Egypt’s new administrative capital, under construction in the desert 45 kilometres east of Cairo, is potentially an admirable idea – but one fraught with many a pitfall.
The US$45 billion new city, which will eventually house as many as 7 million people, will sprawl over a massive 685 square kilometres. It will become the new home for the government and for the country’s banks and financial institutions. The government has started building residential districts adjacent to the ministries for the civil servants who will work there.
All sorts of expensive projects have been proposed: residential districts, shopping malls, a 30-feddan (12.6 hectare) mosque, an Islamic museum, an exhibition centre, a 5,000-seat conference centre that would be the largest in Africa, a smart village and industrial zones.
The idea, according to the government, is to reduce congestion in Cairo, one of the most densely populated cities in the world.
Hardly had the housing ministry formed a company in May to manage the new capital when companies and institutions began to rush in to offer their services, many bringing their own finance. The New Administrative Capital Company has a capital of 6bn Egyptian pounds (Dh2.48bn) and is owned jointly by the army and the New Urban Communities Authority, which itself is controlled by the housing ministry. Brigadier General Mohamed Abdel Latif was appointed chief executive.
The new company is putting 10,500 feddans (44.1 square kilometres) of land up for lease in the capital’s first phase, from which it expects to earn an initial 30bn Egyptian pounds. It expects to collect an annual income as well, thus avoiding placing a burden on the state’s general budget. The army will remain the ultimate owner of all the land.
The Chinese-government-owned China Fortune Land Development Company agreed last week to invest $20bn in Egypt, primarily to help develop the second phase over the next 10 years, according to an Egyptian presidency spokesman. It plans to set up the smart village, an industrial zone and residential districts.
Saudi Arabia’s Al Hokair Group has taken a 50-year lease on a 100-feddan plot that it will use to build the 30-feddan mosque, an Islamic museum and a branch of the Mall of Arabia.
Last month, the China State Construction Engineering Corporation agreed in principle to build the new capital’s $3bn government block and was looking at other projects in the capital worth more than $40bn.
An Indian company is proposing a medical city three times the size of Cairo’s Kasr El Aini Teaching Hospital. It would include a university, nursing institute and hospital. This week, Egypt’s government said it was speaking with the Chinese to build a university in the city.
State and private contractors have started work on parts of the residential quarters. The aim is to provide 30,000 flats, between 90 and 200 sq metres, that will be allocated to various people.
About 18 ministries as well as cabinet and parliament are scheduled to move to the new city by mid-2018. China has agreed to develop 12 of the ministry buildings, as well as an exhibition centre, a conference hall and the cabinet.
All very wonderful. But I have a few reservations.
Why the rush to get the city built? Egypt is entering a period of harsh austerity. Wouldn’t it make more sense to divert the country’s scarce resources into projects with a quicker payoff, such as mass transit within Cairo itself? The third metro line, now under construction, is said to cost about $2bn.
At that rate, the new capital’s cost is the equivalent of about 22 metro lines. But imagine how much 22 metro lines could relieve congestion and improve people’s lives in Cairo.
As Egypt enters this period of austerity, does the country really need the added disruption of clearing out and transferring dozens of institutions? Why not slow the pace of the project until the worst of the austerity measures have been digested?

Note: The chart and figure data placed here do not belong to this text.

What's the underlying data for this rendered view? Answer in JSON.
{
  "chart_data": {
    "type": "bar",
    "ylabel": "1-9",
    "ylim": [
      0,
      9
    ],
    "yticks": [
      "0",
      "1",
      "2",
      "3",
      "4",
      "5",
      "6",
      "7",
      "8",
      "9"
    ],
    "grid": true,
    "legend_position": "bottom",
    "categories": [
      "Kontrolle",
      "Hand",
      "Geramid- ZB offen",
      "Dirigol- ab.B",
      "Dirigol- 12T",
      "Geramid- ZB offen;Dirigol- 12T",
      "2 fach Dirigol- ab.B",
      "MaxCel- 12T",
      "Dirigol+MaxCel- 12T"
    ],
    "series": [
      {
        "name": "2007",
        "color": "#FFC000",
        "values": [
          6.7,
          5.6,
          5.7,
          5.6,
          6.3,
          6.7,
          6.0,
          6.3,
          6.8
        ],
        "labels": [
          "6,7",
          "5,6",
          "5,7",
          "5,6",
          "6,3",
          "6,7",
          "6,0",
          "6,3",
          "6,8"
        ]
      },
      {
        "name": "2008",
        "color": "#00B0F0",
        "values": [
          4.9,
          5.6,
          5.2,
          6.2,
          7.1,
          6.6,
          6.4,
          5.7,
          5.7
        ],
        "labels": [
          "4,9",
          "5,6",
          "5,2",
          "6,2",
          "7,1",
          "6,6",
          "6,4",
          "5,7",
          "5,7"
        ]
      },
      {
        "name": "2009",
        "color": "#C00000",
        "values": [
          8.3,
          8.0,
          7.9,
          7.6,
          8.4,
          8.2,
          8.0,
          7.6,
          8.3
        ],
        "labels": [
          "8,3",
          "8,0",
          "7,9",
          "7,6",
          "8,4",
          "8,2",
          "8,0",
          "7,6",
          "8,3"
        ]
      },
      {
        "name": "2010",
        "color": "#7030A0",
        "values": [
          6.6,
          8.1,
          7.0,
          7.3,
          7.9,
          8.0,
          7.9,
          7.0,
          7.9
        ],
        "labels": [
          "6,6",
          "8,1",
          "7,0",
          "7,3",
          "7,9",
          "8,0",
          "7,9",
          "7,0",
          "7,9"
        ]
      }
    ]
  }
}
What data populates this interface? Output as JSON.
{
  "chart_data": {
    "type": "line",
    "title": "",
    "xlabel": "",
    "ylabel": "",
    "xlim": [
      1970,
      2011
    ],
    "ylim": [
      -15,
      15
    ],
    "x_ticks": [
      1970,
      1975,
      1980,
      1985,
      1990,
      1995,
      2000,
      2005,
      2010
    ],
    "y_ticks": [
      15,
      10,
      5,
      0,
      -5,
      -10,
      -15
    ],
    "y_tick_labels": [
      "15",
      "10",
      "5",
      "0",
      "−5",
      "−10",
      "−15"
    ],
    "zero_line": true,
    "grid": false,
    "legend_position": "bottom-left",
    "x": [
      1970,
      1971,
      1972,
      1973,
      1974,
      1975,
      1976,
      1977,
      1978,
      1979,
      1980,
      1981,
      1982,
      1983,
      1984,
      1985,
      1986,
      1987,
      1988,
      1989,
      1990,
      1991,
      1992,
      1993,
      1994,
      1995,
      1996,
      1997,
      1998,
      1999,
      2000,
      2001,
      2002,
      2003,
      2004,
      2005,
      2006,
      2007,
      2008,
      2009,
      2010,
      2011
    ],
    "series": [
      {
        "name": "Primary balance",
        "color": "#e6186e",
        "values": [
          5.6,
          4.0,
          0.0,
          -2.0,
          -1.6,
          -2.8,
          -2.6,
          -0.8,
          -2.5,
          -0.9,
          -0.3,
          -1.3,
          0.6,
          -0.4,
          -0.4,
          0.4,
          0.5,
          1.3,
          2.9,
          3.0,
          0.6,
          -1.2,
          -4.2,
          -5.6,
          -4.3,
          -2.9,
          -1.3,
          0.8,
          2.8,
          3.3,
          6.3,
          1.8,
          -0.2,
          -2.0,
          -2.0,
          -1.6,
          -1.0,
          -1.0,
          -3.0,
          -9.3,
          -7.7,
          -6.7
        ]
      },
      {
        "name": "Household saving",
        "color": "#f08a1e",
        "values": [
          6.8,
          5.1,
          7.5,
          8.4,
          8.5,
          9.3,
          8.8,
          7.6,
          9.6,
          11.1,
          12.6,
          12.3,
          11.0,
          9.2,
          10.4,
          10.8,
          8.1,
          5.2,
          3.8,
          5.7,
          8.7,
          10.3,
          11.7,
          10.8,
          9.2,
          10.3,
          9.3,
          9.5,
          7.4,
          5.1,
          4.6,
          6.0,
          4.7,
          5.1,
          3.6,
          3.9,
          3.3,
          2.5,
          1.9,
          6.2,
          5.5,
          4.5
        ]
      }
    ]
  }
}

How will the 20-30 million people who remain in Cairo get back and forth to the new city? There seems to be no plan for rapid transit into central Cairo. If citizens seeking government services have to travel 45km by car or bus each way, won’t this increase congestion?
Where will the water come from? Early maquettes of the city showed vast networks of gardens, lakes, canals and swimming pools. Nile water is limited. The new city is conveniently close to the Gulf of Suez, where desalting plants could be placed. But these are terribly expensive.
How will the government persuade the tens of thousands of civil servants needed in government to give up their homes in Cairo and move? Will they be forced or will they be given financial incentives? How much might these incentives cost?
Patrick Werr has worked as a financial writer in Egypt for 26 years.